NSG Pilkington are world leaders in the manufacture of glass and glazing solutions of which a critical component is the functional glass coatings that serve high value applications in markets such as automotive, architectural glass and displays.

At a glance

NSG Pilkington are world leaders in the manufacture of glass and glazing solutions. A critical component of these are the functional glass coatings which serve as high value applications in markets such as automotive, architectural glass and displays. Through the KCMC partnership, NSG are collaborating with Prof Matt Rosseinsky, Dr Matthew Dyer and Dr Chris Collins at the University of Liverpool, and the Hartree Centre (part of STFC) to discover new high performance transparent conducting materials, underpinning the development of the next generation of market leading products. 
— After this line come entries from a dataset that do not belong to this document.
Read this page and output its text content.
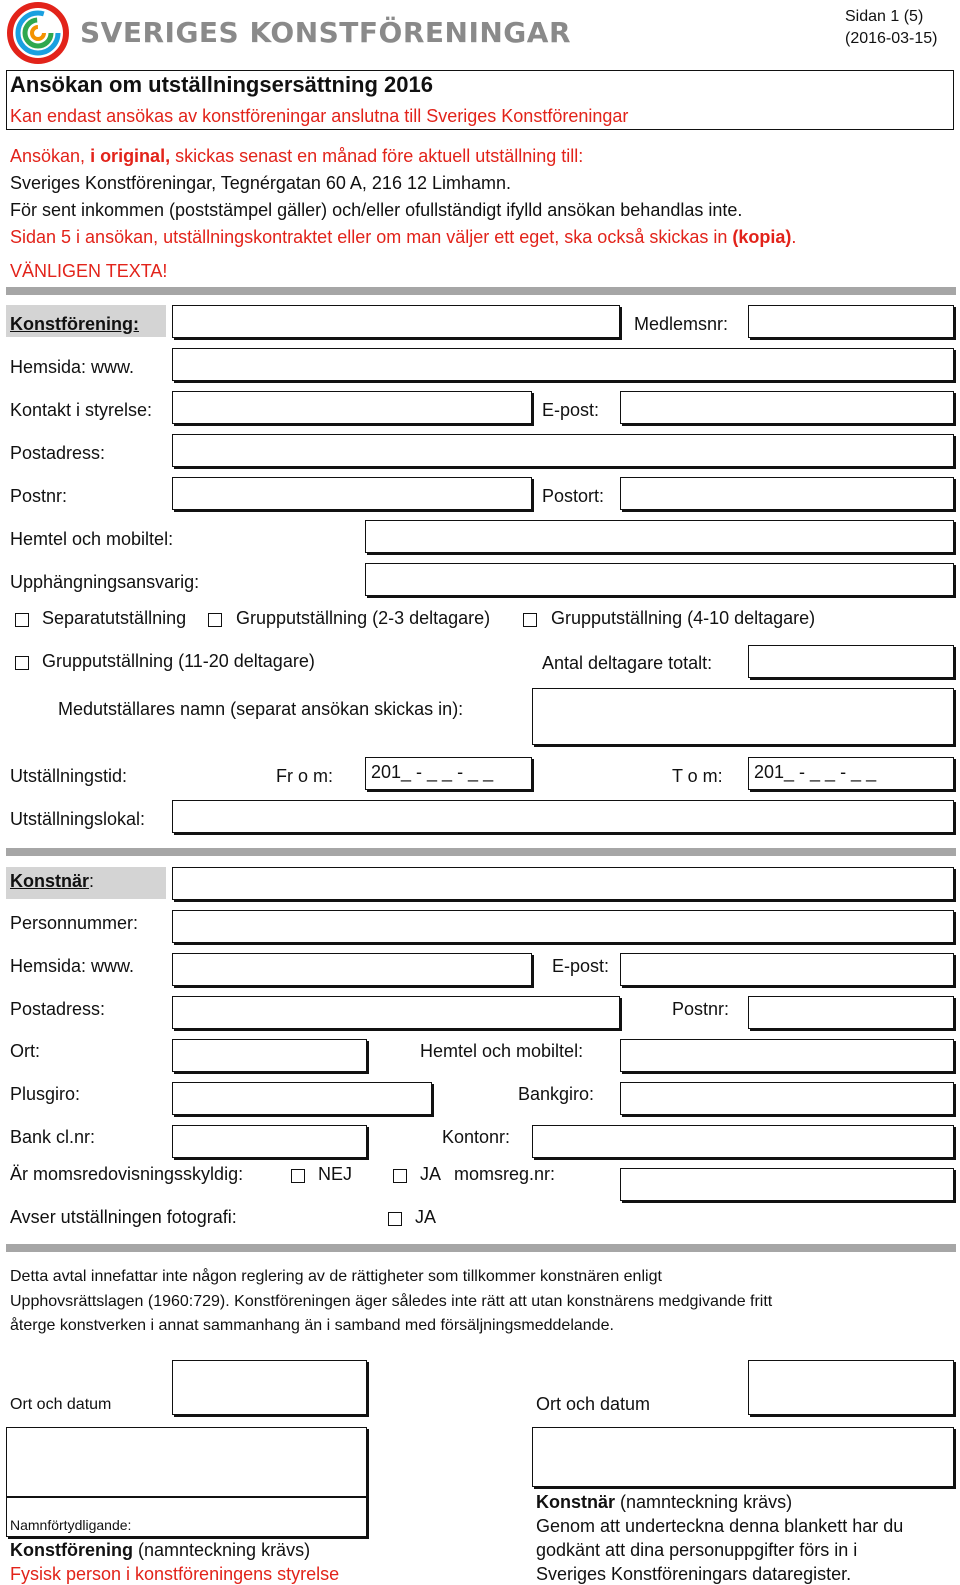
SVERIGES KONSTFÖRENINGAR	Sidan 1 (5)
(2016-03-15)
Ansökan om utställningsersättning 2016
Kan endast ansökas av konstföreningar anslutna till Sveriges Konstföreningar
Ansökan, i original, skickas senast en månad före aktuell utställning till:
Sveriges Konstföreningar, Tegnérgatan 60 A, 216 12 Limhamn.
För sent inkommen (poststämpel gäller) och/eller ofullständigt ifylld ansökan behandlas inte.
Sidan 5 i ansökan, utställningskontraktet eller om man väljer ett eget, ska också skickas in (kopia).
VÄNLIGEN TEXTA!
Konstförening:	Medlemsnr:
Hemsida: www.
Kontakt i styrelse:	E-post:
Postadress:
Postnr:	Postort:
Hemtel och mobiltel:
Upphängningsansvarig:
Separatutställning	Grupputställning (2-3 deltagare)	Grupputställning (4-10 deltagare)
Grupputställning (11-20 deltagare)	Antal deltagare totalt:
Medutställares namn (separat ansökan skickas in):
Utställningstid:	Fr o m: 201_ - _ _ - _ _	T o m: 201_ - _ _ - _ _
Utställningslokal:
Konstnär:
Personnummer:
Hemsida: www.	E-post:
Postadress:	Postnr:
Ort:	Hemtel och mobiltel:
Plusgiro:	Bankgiro:
Bank cl.nr:	Kontonr:
Är momsredovisningsskyldig:	NEJ	JA momsreg.nr:
Avser utställningen fotografi:	JA
Detta avtal innefattar inte någon reglering av de rättigheter som tillkommer konstnären enligt
Upphovsrättslagen (1960:729). Konstföreningen äger således inte rätt att utan konstnärens medgivande fritt
återge konstverken i annat sammanhang än i samband med försäljningsmeddelande.
Ort och datum	Ort och datum
Namnförtydligande:
Konstförening (namnteckning krävs)
Fysisk person i konstföreningens styrelse
Konstnär (namnteckning krävs)
Genom att underteckna denna blankett har du
godkänt att dina personuppgifter förs in i
Sveriges Konstföreningars dataregister.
The approach combines computational methods to explore structural and compositional space using MC-EMMA computational code developed by the University of Liverpool in the Integrating Computation and Experiment to Accelerate Materials Discovery” programme grant supported by EPSRC, with super computing capabilities (“Scafell Pike” platform) based at Hartree to increase the scale of the search – the software engineering expertise of the Hartree team has been essential in optimising the codes on this platform. The University of Liverpool team has successfully used this approach to discover new materials with properties relevant to LED lighting and energy generation and storage, and are developing a suite of codes integrated with experimental approaches for functional materials discovery. Promising candidate materials arising from the programme with NSG will be evaluated by experimental synthesis and deposition followed by property evaluation.

The transfer of key discovery tools from the University of Liverpool to Hartree was enabled through the KCMC’s Materials Innovation Translator funding programme providing computational scientists to optimise and port the materials discovery code. Subsequently funding was secured for a 2 year PDRA appointment of Dr Andy Zeng, who works across the three project partners with assistance from the EPSRC Impact Accelerator Account (Secondment), and access to STFC facilities via the Bridging for Innovators scheme.

Dr Su Varma, Programme Director of the NSG Group R&D Incubator commented this collaboration is a result of a global search for expertise in new materials discovery, which identified the University of Liverpool as world leaders, reflecting the EPSRC investment that developed the capabilities underpinning the current project. The approach represents a commitment from NSG to exploit digital methodologies to drive and expedite materials research in new product development”.

We would like to thank Su Varma for his sustained contribution to KCMC activities and particularly for his involvement in the KCMC’s industry steering group and governing board.